War is hell. More than that, war is evil-ask almost any soldier who's been there. Not many of them come through combat with anything other than loathing for organised violence. But not many politicians or defence department bureaucrats ever ask ordinary soldiers before ordering them into battle, or taking steps that will lead to war.
They wouldn't get the right answers. Last year's documentary, The Fog of War might just be a substitute for those battlefield opinions. I wonder if anyone in the Royal Nepali Army or the government has seen it. The film is based around a series of interviews with Robert S McNamara who was US secretary of defence for seven years in the 1960s. He first worked for President John F Kennedy then stayed on in his post after Kennedy was assassinated in 1963. His was a lively watch. First the Cuban missile crisis brought the world to the brink of nuclear war.

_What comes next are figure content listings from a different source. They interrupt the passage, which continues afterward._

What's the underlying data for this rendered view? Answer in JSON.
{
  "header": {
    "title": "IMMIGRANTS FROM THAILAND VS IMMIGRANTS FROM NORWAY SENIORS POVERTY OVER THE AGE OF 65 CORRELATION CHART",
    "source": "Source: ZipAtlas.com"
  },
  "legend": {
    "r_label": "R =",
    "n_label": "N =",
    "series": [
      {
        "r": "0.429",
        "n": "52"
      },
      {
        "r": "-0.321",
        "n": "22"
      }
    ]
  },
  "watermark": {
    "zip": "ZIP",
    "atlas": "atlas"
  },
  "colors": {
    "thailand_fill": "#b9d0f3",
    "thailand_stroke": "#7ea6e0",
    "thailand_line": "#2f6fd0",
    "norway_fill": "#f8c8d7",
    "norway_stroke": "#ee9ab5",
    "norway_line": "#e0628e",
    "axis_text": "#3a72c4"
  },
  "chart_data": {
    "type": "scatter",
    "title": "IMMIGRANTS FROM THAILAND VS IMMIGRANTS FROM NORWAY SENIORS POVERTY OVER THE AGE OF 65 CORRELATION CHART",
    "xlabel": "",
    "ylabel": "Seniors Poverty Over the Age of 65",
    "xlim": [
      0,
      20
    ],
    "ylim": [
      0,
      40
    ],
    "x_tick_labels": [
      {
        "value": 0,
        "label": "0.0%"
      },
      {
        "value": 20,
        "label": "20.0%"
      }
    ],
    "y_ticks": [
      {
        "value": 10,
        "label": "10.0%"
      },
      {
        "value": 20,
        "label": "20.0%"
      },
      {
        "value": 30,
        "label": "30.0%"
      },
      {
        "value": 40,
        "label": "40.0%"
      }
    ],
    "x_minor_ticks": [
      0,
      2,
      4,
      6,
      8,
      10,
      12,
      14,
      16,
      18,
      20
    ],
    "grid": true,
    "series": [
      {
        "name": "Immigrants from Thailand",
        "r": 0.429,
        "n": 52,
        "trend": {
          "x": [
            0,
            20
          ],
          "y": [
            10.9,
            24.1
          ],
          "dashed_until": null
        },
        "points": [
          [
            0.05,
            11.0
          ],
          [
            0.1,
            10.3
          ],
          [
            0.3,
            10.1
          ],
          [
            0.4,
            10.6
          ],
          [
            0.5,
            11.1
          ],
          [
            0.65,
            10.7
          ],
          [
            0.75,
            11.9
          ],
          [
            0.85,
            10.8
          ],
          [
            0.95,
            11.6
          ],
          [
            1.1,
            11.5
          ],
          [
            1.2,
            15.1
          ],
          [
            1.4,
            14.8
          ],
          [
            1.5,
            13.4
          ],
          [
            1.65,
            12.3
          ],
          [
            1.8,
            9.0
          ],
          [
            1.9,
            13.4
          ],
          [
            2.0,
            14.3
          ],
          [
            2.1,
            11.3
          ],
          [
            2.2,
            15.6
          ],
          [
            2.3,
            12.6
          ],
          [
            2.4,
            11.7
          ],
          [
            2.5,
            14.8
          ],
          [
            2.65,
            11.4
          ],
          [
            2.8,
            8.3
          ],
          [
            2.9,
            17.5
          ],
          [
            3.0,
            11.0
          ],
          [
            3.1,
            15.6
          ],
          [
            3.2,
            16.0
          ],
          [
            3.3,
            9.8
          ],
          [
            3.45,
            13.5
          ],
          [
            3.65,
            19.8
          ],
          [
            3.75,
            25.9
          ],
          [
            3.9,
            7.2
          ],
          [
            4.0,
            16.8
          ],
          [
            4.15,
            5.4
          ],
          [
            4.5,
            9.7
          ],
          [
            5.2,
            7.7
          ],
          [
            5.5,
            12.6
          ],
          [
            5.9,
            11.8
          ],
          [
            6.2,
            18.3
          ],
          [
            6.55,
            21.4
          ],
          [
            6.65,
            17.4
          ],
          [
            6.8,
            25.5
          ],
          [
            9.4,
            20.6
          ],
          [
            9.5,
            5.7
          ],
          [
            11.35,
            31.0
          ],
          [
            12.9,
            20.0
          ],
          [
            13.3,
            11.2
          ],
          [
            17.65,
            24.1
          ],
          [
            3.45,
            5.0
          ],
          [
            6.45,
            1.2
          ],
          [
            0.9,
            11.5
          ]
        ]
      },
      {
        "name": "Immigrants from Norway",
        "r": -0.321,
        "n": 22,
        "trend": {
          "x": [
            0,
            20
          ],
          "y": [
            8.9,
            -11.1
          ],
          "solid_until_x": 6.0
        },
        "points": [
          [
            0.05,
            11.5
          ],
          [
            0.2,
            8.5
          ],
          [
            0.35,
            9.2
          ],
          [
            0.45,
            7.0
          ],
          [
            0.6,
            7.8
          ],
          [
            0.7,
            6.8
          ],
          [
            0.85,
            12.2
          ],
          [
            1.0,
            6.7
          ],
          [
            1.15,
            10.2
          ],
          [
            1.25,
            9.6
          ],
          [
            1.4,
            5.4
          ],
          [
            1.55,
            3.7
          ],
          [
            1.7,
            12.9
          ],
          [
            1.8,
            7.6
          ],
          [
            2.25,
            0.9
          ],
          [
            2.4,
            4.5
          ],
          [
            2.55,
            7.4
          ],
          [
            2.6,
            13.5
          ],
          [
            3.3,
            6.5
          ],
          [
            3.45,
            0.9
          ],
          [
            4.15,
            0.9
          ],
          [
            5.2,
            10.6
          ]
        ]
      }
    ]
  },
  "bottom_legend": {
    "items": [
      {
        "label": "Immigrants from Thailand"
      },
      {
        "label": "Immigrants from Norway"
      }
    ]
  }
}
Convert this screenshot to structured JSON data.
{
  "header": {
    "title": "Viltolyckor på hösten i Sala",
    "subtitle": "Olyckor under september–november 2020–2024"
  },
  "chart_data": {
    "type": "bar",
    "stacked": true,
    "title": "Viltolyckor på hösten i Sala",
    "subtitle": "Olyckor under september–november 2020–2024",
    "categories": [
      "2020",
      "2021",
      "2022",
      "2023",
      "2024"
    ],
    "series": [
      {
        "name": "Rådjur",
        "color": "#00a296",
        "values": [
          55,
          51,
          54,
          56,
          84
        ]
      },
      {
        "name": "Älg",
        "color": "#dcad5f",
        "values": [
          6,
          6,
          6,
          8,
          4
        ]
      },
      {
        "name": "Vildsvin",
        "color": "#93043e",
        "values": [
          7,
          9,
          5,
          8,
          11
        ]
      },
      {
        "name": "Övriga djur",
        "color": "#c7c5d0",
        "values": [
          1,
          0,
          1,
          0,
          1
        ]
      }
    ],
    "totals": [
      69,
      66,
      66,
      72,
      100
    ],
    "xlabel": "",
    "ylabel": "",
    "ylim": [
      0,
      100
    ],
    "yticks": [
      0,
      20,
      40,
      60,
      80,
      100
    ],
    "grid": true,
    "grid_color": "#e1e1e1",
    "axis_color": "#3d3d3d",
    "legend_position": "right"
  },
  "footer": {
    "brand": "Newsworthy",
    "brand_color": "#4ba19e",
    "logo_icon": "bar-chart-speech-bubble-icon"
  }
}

McNamara and Kennedy agonised over the presence of Soviet nuclear missiles in Cuba, choosing to confront Moscow with a fierce stance in public, while offering private concessions. It worked and we were spared both a devastating war and the presence of atomic weapons 140km from America.
Then came Vietnam. About 16,000 American troops were already there when McNamara assumed office. In The Fog of War, he relates how that number climbed steadily as he bought into the theory that the communists in North Vietnam were somehow a threat to the US, that their victory in their own country might prompt other nations to choose communism over liberal democracy.
McNamara has many regrets about his days of war mongering. He speaks frankly about them in the film, but says in the end, war has its own dynamic. He explains the title of the film as a reference to the way that truth is obscured and twisted when a nation is at war. The secretary of defence admits to a fair amount of twisting in his time. Coming back from one of his many trips to South East Asia, a younger McNamara tells the media that the war is going in America's favour and the communists are on the run.
We knew then that he was lying and time hasn't diminished the falsehood.
The chemical defoliant, Agent Orange, came into wide use during McNamara's time as secretary of defence. Chilling footage of soldiers rolling drums of the stuff onto aircraft illustrate his mea culpas, his insistence that had he known more about the effects of the poison on people, he might not have approved its use. In 1967, McNamara was fired by his boss, President Lyndon B Johnson. The war wasn't going well. Young Americans were protesting in the streets, sometimes violently. The media was showing people across the US portraits from the theatre of war that chilled and shocked many. McNamara was eased out of high office but nothing changed.
In the end, nearly four million Vietnamese died in the 'American War', as it's known in Vietnam. Tens of thousands of homes and villages were destroyed, vast swathes of countryside laid waste. Countless billions of dollars were spent in what was-ultimately-a failed attempt to stop communism. Because The Fog of War is an American film, McNamara is not asked whether he considers himself a war criminal. The tone of the documentary is studiously neutral, and perhaps this is best.
But war, all war, is evil. That's the message I take from this film. War happens because politics fails, or is made to fail by evil people. There is always an alternative to war.